Bin Laden Death: Americans Divided Over Credit for Presidents Obama, Bush, Clinton
Americans sharply divided over role Obama's predecessors played in operation.
May 4, 2011— -- A bipartisan mix of lawmakers and pundits has been heaping credit for the killing of Osama bin Laden on President Obama -- and his two predecessors, Presidents George W. Bush and Bill Clinton.
But to what extent did presidential leadership play a role in ultimately finding bin Laden, and who deserves the most credit for finally finding the world's most wanted man?
Public displays of unity aside, those questions remain the subject of a subtle, but hot, partisan debate.
Obama claimed credit for himself Sunday night, emphasizing the decision to make the bin Laden manhunt a key objective was his, shortly after he took office more than two years ago. He didn't mention Bush, who wanted bin Laden "dead or alive," or Clinton, who declared him "public enemy number one."
"I directed Leon Panetta, the director of the CIA, to make the killing or capture of bin Laden the top priority of our war against al Qaeda," Obama said early in his speech, "even as we continued our broader efforts to disrupt, dismantle, and defeat his network."
Moreover, White House aides said, Obama's decision to go forward with the dangerous secret operation, based on circumstantial evidence alone, was gutsy and bold.

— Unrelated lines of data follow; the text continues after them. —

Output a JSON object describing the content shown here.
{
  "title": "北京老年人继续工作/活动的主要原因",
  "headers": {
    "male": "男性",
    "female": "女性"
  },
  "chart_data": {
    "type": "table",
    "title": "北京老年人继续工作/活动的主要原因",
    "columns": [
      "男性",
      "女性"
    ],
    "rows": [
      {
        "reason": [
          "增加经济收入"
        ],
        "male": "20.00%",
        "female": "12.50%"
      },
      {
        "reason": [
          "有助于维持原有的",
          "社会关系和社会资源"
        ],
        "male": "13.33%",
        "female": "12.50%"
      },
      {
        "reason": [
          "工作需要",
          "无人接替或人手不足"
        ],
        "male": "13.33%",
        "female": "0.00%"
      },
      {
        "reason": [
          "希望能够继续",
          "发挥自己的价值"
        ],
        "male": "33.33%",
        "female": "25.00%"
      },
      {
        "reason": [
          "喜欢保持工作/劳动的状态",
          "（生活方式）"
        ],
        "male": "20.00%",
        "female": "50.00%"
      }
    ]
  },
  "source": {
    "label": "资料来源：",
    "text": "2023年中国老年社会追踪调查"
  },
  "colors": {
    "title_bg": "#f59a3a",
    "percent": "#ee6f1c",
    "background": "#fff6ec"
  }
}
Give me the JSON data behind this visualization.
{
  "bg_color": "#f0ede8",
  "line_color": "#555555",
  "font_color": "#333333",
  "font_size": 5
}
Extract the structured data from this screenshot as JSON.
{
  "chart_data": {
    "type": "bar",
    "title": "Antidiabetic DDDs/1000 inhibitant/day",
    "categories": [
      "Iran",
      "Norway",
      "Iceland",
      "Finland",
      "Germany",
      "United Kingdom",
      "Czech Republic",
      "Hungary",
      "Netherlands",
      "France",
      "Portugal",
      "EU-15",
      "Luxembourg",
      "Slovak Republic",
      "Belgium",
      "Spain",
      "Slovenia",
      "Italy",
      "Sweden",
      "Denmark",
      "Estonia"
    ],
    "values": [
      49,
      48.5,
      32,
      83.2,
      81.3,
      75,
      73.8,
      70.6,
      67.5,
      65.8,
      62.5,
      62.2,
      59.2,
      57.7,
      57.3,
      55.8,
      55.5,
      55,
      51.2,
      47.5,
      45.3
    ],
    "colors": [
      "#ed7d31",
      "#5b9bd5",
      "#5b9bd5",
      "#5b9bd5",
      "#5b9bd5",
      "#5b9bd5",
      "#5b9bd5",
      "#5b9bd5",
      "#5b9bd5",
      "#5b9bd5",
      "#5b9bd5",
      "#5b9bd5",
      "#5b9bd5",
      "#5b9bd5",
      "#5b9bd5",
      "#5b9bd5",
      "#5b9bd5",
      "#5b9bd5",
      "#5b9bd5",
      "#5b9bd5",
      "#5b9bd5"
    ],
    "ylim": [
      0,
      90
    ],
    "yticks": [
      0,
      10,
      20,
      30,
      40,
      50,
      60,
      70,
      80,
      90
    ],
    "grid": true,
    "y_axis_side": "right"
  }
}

The odds bin Laden would actually be there were only 60 to 80 percent, Panetta told Time magazine after the fact.
Leading Republicans have publicly praised Obama for his leadership in the moment, and strong majorities of Republican voters in recent polls say they believe the president deserves credit for the mission's success.
But there's a remarkable divide between parties over just how much credit President Bush deserves. Eighty-one percent of Republicans say Bush deserves some recognition for the successful operation, according to a new Washington Post/Pew Research Center poll. Only 35 percent of Democrats said they agree.
"The information started on this four years ago, which was clearly in the Bush administration," said House Intelligence Committee chairman Rep. Mike Rogers of the assembly of intelligence clues that led to bin Laden's hideout.
It's "important to look at this as a continuum," former Vice President Dick Cheney said. "I mean, it's not just on one day you get up, bang, and you got Osama bin Laden."
Cheney said the so-called enhanced interrogation of detainees, a policy begun under Bush and ceased under Obama, could have "produced results that ultimately contributed to the success of this venture."
However, some Democrats have questioned whether Bush's foreign policy hastened the discovery of bin Laden's hideout at all, saying Bush didn't make the manhunt a top priority during his eight years in office, and even missed one opportunity to take bin Laden down.
"The decision not to deploy American forces to go after bin Laden or block his escape [from Tora Bora, Afghanistan, in 2001] was made by Secretary of Defense Donald Rumsfeld and his top commander, Gen. Tommy Franks," concluded a 2009 Senate Foreign Relations Committee report on what was believed at the time to be the last, best chance to find bin Laden.
Bin Laden later slipped into Pakistan, where he is believed to have remained until his death. Bush officials have said the intelligence on his whereabouts in Tora Bora was inconclusive at the time.
"Terror is bigger than one person, and he's just a person who's been marginalized," Bush told reporters at a White House briefing in March 2002. "I don't know where he is, and I just don't spend that much time on him, to be honest with you."